There was no complaining about the generosity of this programme: a 15-minute entrée and a 45-minute concerto followed by an hour-long symphony. Throw in a solo Bach encore from the violin soloist and the whole evening lasted not much less than three hours. It says a great deal for the purpose, clarity and thrust of Robin Ticciati’s conducting of Rachmaninov’s Second Symphony – a work that can bloat and balloon in the wrong hands – that I left at the end properly exhilarated rather than exhausted.

Robin Ticciati
© Giorgia Bertazzi

Rachmaninov is certainly not a composer who jumps immediately to mind when one thinks of the Deutsche Symphonie-Orchester Berlin’s young tousle-haired chief conductor. And his conducting of the work had the elegance and stylishness familiar from his conducting of other repertoire. The fact that Ticciati himself, slim and rangy of limb, seems incapable of a heavy or lugubrious gesture maybe has something to do with it, even if his way with the first movement’s opening Largo was deliberate and distinctly unrushed. 

With the launch into the Allegro moderato, though, came a powerful sense of momentum, allied to a fine ear for texture, revealing plenty of detail in Rachmaninov’s orchestration – I noticed, in particular, how important the viola line is throughout the whole work. Both here and in the Allegro molto second movement, there came a sense of Brucknerian logic and inevitability, an unexpected playfulness. In neither movement, nor in the Adagio’s languid passions, though, did one feel shortchanged in terms of melodic sweep or lyrical generosity. But it was a richness rooted in a warm, lighter place than often: not that “Russian”, perhaps, but often revelatory. And it continued into a rousing and exciting account of the finale. 

Christian Tetzlaff’s way with Beethoven's concerto felt similarly exploratory before the interval, but without quite the same sense of coherence. Ticciati set the scene with small, hard-sticked timpani ushering in vibrato-light strings and a woodwind section finely woven into a tight-knit harmonie group, breathing and phrasing as one. It was a tale of dynamic extremes, between pared-down pianos and full-on fortes, even before Tetzlaff entered, bringing an array of imaginative, almost improvisatory touches. 

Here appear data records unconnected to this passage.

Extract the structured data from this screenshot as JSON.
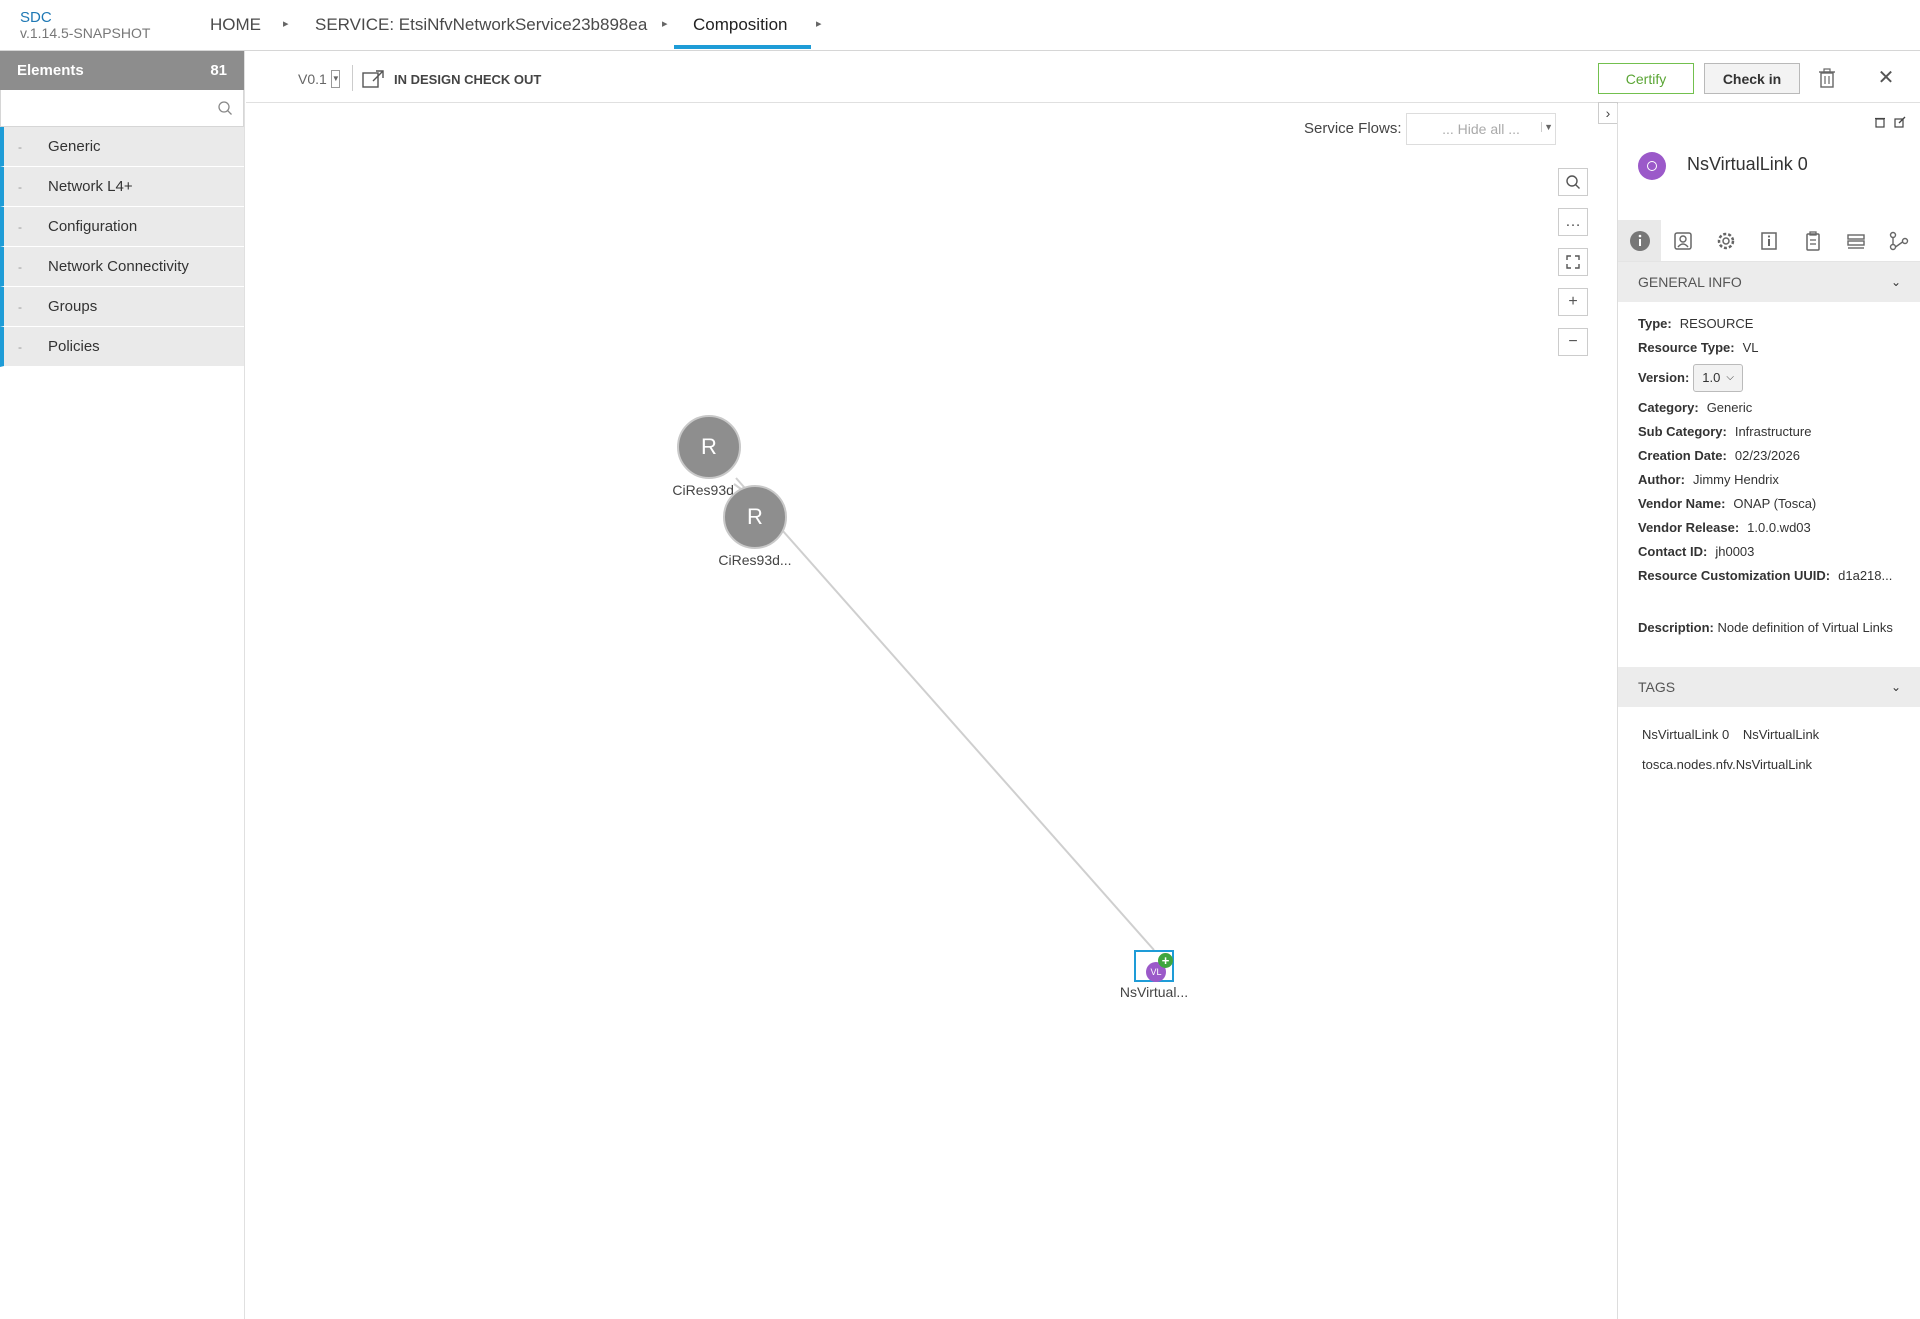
{
  "app": {
    "name": "SDC",
    "version": "v.1.14.5-SNAPSHOT"
  },
  "breadcrumb": {
    "home": "HOME",
    "service": "SERVICE: EtsiNfvNetworkService23b898ea",
    "current": "Composition"
  },
  "palette": {
    "title": "Elements",
    "count": "81",
    "search_placeholder": "",
    "categories": [
      {
        "label": "Generic"
      },
      {
        "label": "Network L4+"
      },
      {
        "label": "Configuration"
      },
      {
        "label": "Network Connectivity"
      },
      {
        "label": "Groups"
      },
      {
        "label": "Policies"
      }
    ]
  },
  "toolbar": {
    "version": "V0.1",
    "status": "IN DESIGN CHECK OUT",
    "certify_label": "Certify",
    "checkin_label": "Check in"
  },
  "canvas": {
    "service_flows_label": "Service Flows:",
    "service_flows_value": "... Hide all ...",
    "nodes": [
      {
        "letter": "R",
        "label": "CiRes93d..."
      },
      {
        "letter": "R",
        "label": "CiRes93d..."
      },
      {
        "badge": "VL",
        "label": "NsVirtual..."
      }
    ]
  },
  "details": {
    "title": "NsVirtualLink 0",
    "general_info_label": "GENERAL INFO",
    "fields": {
      "type": {
        "label": "Type:",
        "value": "RESOURCE"
      },
      "resource_type": {
        "label": "Resource Type:",
        "value": "VL"
      },
      "version": {
        "label": "Version:",
        "value": "1.0"
      },
      "category": {
        "label": "Category:",
        "value": "Generic"
      },
      "sub_category": {
        "label": "Sub Category:",
        "value": "Infrastructure"
      },
      "creation_date": {
        "label": "Creation Date:",
        "value": "02/23/2026"
      },
      "author": {
        "label": "Author:",
        "value": "Jimmy Hendrix"
      },
      "vendor_name": {
        "label": "Vendor Name:",
        "value": "ONAP (Tosca)"
      },
      "vendor_release": {
        "label": "Vendor Release:",
        "value": "1.0.0.wd03"
      },
      "contact_id": {
        "label": "Contact ID:",
        "value": "jh0003"
      },
      "customization_uuid": {
        "label": "Resource Customization UUID:",
        "value": "d1a218..."
      }
    },
    "description_label": "Description:",
    "description": "Node definition of Virtual Links",
    "tags_label": "TAGS",
    "tags": [
      "NsVirtualLink 0",
      "NsVirtualLink",
      "tosca.nodes.nfv.NsVirtualLink"
    ]
  },
  "colors": {
    "accent": "#1e9cd7",
    "certify_green": "#5aa534",
    "vl_purple": "#9b59c9",
    "node_gray": "#8e8e8e"
  }
}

He dug into an earthy lower register and soared with gloriously sweet tone to the ethereal heights, and there was a constant sense of storytelling, of whispered confidences and firm assertions, of a keenness to emphasise the elements of the dance, to bear the melodies aloft. As violin playing it was supremely assured, even if the freedom of Tetzlaff’s playing occasionally led to minor intonation lapses that those with a more sturdily upholstered romantic approach would certainly not admit. 

Tetzlaff’s own cadenzas, retooled from Beethoven’s for his piano version of the work, occasionally risked taking us into a rather incongruent parallel musical universe. There were times, too, where I longed for a little more level-headed serenity and through-line, where the search for extremes seemed to go too far – the central dancelike episode in the Larghetto was played with such delicacy that it almost disappeared. I’m not sure I was convinced by it all, but Tetzlaff’s committed and probing reading kept me on the edge of my seat. That Bach encore, meanwhile, was a marvel of sweetness and delicacy. 

With such riches elsewhere in the programme, I wondered whether the evening might have managed without George Benjamin’s Sudden Time to kick it off. The score dates from 25 years go and is big on texture and the manipulation of a large orchestra into a series of brilliantly shifting palettes – a swirling sense of threat dissolves at one point into babbling wind dimly reminiscent of The Rite of Spring. It doesn’t give up its meaning easily, perhaps, but made for bracing opener, performed with admirable conviction.